Today is the day that mum and I bite the bullet and go and sign up for our local gym. It’s a family package, so we split the cost 50/50, and because it’s a local council one, it’s pretty cheap. And I’m honestly looking forward to going to the gym because I really enjoy it.  I’m definitely not going to enjoy the first few sessions back because I am so unfit. So, so unfit.  But I know, from past experience, that the best way for me to lose weight is to combine doing weight watchers with not only walking but actual cardio exercise then building in weight training and resistance training.

Since starting weight watchers I’ve noticed several things.

  1. I’m sleeping better at night
  2. I wake up more cheerful
  3. I have more energy
  4. My moods are more stable

I have a couple of health conditions that make losing weight difficult if I don’t take my medication.  I have an under-active thyroid and poly cystic ovarian syndrome.  Both of which impact my health and my ability to lose weight because they both slow down my metabolism.  But I’m on levothyroxine for my thyroid, and that really helps. As for my pcos there really isn’t much I can do right now.  I know the more weight I lose the better it will be for my symptoms, and my overall health.

The reason I decided to start all this is I don’t want to be overweight in my forties. I’ve been overweight in my teens, twenties and now my thirties, to varying degrees.  I want it to stop and this week I made a really big start toward that.

Just to change the subject for a second, never did I think I’d be 35, and still living at home.  It’s something that causes me no end of self-consciousness, but at the same time, it’s caused by things that were totally out of my control.  From 2006 until 2014, I didn’t work because I had depression.  Five years ago, I was diagnosed with Chronic depression, in that nothing causes it, I just have issues with my brain chemistry.  Three and a half years ago, I went back to the doctor after denying to anyone who’d listen for about six months that I was fine, didn’t need to go to the doctor.  I finally gave in and went to the doctor to explain that for me, it was being given antidepressants for a short while, coming off them, then getting ill again, and needing to go back on them.  Each time, I got depressed again faster, the actual depression felt worse, and getting better when I went back on anti-depressants took longer.  At this point, I felt like I was hanging on by my finger nails and I knew, without a shadow of a doubt, I wouldn’t be able to do this cycle again. I didn’t have the strength.

So, my doctor agreed to put me back on antidepressants permanently and leave me on them.  It will be four years the end of august and honestly, the last time I remember feeling this good, mental health wise, I think I was about fifteen.
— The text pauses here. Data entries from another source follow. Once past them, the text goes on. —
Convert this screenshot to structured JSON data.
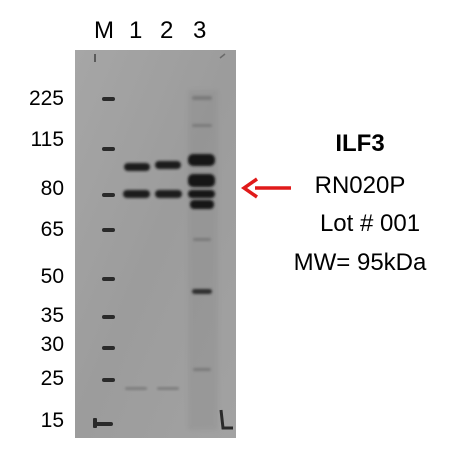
{
  "lanes": {
    "marker": "M",
    "lane1": "1",
    "lane2": "2",
    "lane3": "3"
  },
  "mw_markers": [
    "225",
    "115",
    "80",
    "65",
    "50",
    "35",
    "30",
    "25",
    "15"
  ],
  "info": {
    "protein": "ILF3",
    "catalog": "RN020P",
    "lot": "Lot # 001",
    "mw": "MW= 95kDa"
  },
  "colors": {
    "membrane": "#9e9e9e",
    "band": "#1c1c1c",
    "arrow": "#e01a1a"
  }
}
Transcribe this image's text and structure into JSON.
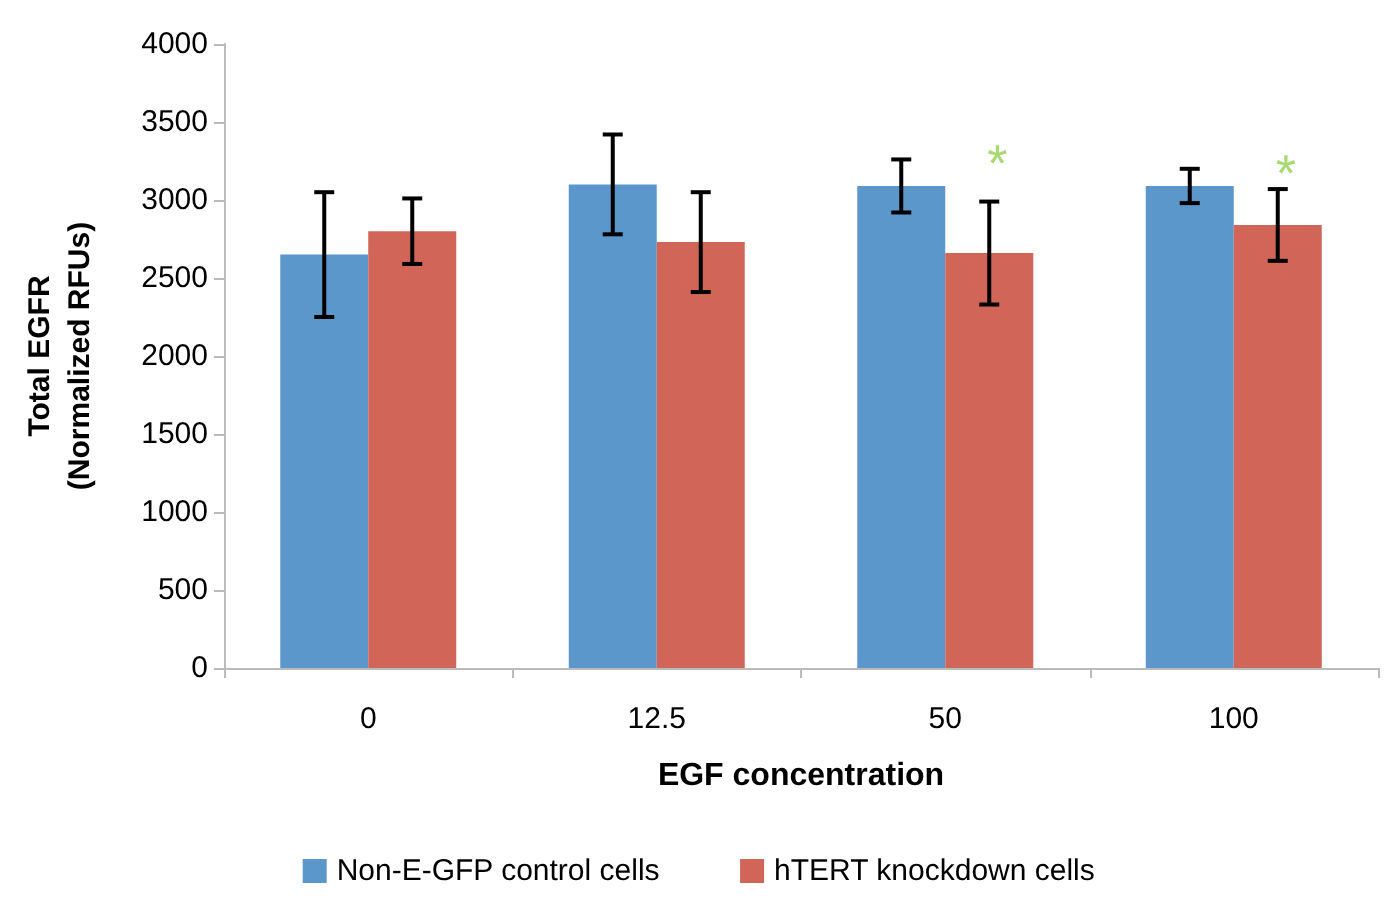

So, to bring this rambling post to a close, this past week I kicked all kinds of ass and am now ready to go and do the same to the week ahead!

 

Beginning, at the beginning. Again.

Every year, I start of the year with the best of intentions. This is going to be the year I finally get my life together and lose all the weight I have to lose. Join the gym and stick to it. Get skinny. Run a marathon……… the list goes on. I’d join whatever slimming group I’d decided that I was going to do this year and that would last until approx feb or march then I’d run out of steam and give up, full of the millions of excuses that typically I’d use, which I’m not going to go into here.